On a prêté au président plusieurs conquêtes féminines, notamment une chanteuse, une chef d’entreprise ou une riche médecin qui vit entre Alger et Paris. "On raconte beaucoup de choses inexactes à propos du chef de l’État, tempère un de ses anciens ministres. S’il apprécie la compagnie des femmes, adore converser avec elles des heures au téléphone, il n’est pas ce Casanova que l’on se plaît à dépeindre. Mais cette image de séducteur et de noceur fait partie de sa légende."

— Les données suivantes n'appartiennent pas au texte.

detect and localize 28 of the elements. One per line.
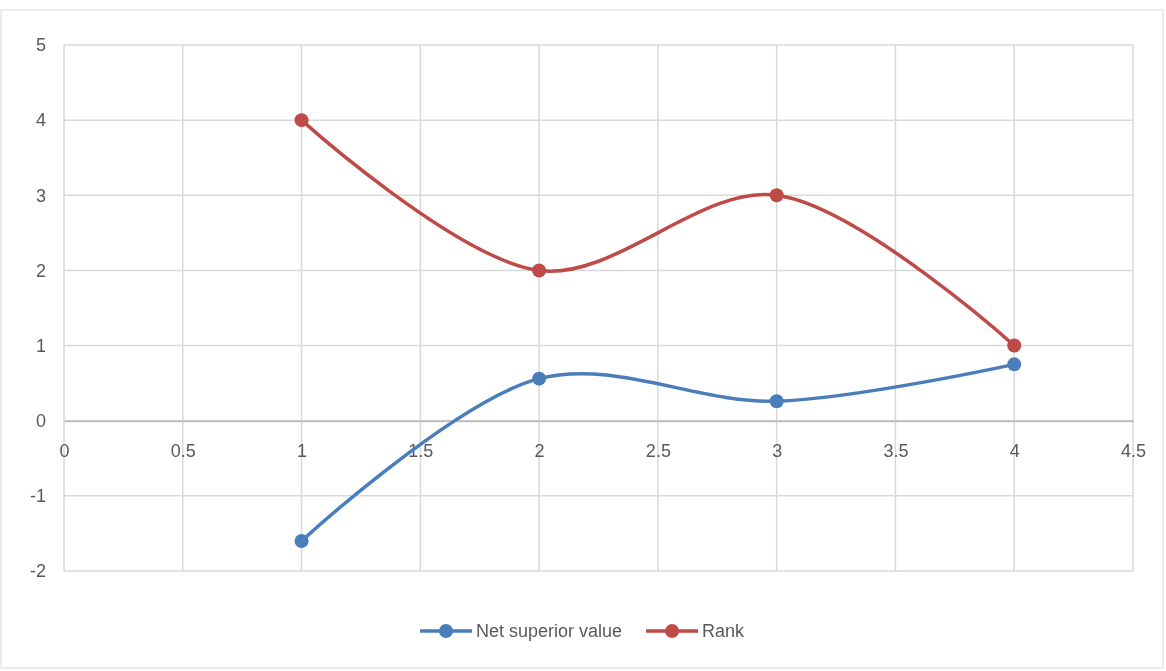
legend-label: Rank <box>702 621 746 641</box>
x-tick-label: 2.5 <box>645 441 671 462</box>
x-tick-label: 0 <box>59 441 70 462</box>
point <box>294 533 309 548</box>
x-tick-label: 1.5 <box>408 441 434 462</box>
point <box>1007 338 1022 353</box>
point <box>769 188 784 203</box>
y-tick-label: 4 <box>35 110 46 131</box>
x-tick-label: 4 <box>1009 441 1020 462</box>
point <box>532 371 547 386</box>
legend-label: Net superior value <box>476 621 623 641</box>
y-tick-label: 2 <box>35 260 46 281</box>
point <box>1007 357 1022 372</box>
y-tick-label: -2 <box>29 561 46 582</box>
point <box>769 394 784 409</box>
x-tick-label: 4.5 <box>1120 441 1147 462</box>
y-tick-label: 3 <box>35 185 46 206</box>
y-tick-label: 0 <box>35 410 46 431</box>
x-tick-label: 2 <box>534 441 545 462</box>
x-tick-label: 0.5 <box>170 441 196 462</box>
point <box>294 113 309 128</box>
x-tick-label: 1 <box>297 441 308 462</box>
x-tick-label: 3 <box>772 441 783 462</box>
y-tick-label: 1 <box>35 335 46 356</box>
y-tick-label: 5 <box>35 35 46 56</box>
x-tick-label: 3.5 <box>883 441 909 462</box>
y-tick-label: -1 <box>29 486 46 507</box>
point <box>532 263 547 278</box>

Chadli et Halima Bendjedid (à g.) accueillis à l’Élysée par François
et Danielle Mitterand, le 10 novembre 1983. © M. Clément / AFP

Il était une fois des premières dames…

Ils évoquent rarement, sinon jamais leur vie privée, mais certains ne manquaient pas de s’afficher avec leurs douces moitiés. Premier président après l’indépendance, Ahmed Ben Bella ne convolera en justes noces qu’en 1972, avec la journaliste Zohra Sellami, alors qu’il était détenu dans une résidence au sud-ouest d’Alger. Militante engagée, celle qui n’a jamais été première dame prendra souvent la parole pour défendre la cause des femmes.

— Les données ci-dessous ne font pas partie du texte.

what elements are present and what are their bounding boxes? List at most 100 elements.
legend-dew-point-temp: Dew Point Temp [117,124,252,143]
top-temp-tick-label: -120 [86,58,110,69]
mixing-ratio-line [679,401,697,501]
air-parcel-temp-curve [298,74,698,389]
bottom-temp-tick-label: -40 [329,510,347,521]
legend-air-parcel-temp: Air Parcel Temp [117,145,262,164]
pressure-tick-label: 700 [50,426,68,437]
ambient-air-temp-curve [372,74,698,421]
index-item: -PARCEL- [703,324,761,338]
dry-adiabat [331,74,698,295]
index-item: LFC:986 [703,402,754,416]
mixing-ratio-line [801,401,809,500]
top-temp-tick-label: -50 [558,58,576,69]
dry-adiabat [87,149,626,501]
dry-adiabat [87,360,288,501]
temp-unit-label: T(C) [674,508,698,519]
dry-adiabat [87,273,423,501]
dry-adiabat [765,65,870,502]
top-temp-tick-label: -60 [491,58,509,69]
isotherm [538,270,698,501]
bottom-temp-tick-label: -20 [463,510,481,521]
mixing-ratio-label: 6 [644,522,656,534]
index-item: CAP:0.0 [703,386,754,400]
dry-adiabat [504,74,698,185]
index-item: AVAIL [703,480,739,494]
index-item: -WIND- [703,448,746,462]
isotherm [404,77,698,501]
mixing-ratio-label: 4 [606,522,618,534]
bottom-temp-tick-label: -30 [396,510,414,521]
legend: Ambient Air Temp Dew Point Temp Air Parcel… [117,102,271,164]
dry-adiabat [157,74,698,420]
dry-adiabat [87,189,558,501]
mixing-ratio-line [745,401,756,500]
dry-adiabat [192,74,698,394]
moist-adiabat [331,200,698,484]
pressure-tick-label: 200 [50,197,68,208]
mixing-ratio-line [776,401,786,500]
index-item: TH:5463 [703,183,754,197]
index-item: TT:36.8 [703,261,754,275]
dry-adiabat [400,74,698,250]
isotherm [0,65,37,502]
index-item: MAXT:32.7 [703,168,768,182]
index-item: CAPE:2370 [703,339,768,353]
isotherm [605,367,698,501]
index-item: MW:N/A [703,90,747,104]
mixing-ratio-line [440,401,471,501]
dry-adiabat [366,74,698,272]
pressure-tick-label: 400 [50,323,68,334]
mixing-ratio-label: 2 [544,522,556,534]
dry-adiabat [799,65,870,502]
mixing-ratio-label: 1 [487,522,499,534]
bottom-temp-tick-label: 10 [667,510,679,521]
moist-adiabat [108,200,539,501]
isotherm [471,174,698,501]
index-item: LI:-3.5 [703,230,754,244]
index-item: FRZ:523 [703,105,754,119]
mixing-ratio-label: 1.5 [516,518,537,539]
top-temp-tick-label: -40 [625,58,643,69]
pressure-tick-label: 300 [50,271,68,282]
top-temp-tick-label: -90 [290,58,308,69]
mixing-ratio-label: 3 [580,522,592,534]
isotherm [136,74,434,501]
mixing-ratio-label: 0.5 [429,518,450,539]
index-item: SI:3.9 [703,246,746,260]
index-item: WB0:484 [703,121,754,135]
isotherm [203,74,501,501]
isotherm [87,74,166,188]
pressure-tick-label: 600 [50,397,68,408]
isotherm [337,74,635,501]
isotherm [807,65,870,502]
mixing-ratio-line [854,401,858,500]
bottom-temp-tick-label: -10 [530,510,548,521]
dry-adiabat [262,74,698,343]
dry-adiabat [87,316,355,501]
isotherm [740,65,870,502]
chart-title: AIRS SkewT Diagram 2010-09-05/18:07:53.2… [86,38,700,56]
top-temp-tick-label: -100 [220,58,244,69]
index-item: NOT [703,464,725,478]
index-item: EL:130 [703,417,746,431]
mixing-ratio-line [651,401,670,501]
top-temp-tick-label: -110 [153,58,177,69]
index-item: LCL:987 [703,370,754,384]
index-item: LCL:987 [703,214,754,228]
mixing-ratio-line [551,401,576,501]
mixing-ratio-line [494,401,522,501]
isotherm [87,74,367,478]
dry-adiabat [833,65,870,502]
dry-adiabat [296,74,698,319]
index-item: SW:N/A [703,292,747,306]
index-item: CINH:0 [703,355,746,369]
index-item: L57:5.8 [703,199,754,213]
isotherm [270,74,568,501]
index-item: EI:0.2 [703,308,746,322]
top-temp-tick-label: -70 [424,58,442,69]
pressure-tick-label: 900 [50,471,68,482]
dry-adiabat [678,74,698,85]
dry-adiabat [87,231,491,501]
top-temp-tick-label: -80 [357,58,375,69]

Connu pour son train de vie ascétique, Boumédiène a épousé l’avocate Anissa el-Mansali. Bien qu’elle n’ait pas eu de titre officiel, Anissa n’en accompagnait pas moins son mari à l’étranger ou lors des réceptions de chefs d’État en Algérie. À la mort de son époux, elle a accusé certains dirigeants d’avoir fait débrancher les appareils qui le maintenaient en vie. À ce jour, elle continue de défendre la mémoire de son mari.

Halima, épousée en secondes noces par Chadli Bendjedid, qui succède à Boumédiène en 1979, aimait, elle, les feux des projecteurs et les photos de famille. Ses compatriotes la découvrent en première dame, en compagnie de Ronald et Nancy Reagan, lors de la visite de Chadli aux États-Unis en 1985. Femme d’influence, elle faisait et défaisait les carrières de hauts cadres de l’État.

Seconde épouse de Mohamed Boudiaf, désigné à la tête de l’État en janvier 1992 et assassiné six mois plus tard, Fatiha Boudiaf s’est distinguée par sa pugnacité. Depuis 1992, elle ne cesse de réclamer la vérité sur la mort de son mari.

Le général Liamine Zéroual, président entre 1995 et 1999, était en revanche d’une absolue discrétion. Marié et père de deux enfants, il ne s’est jamais affiché avec son épouse.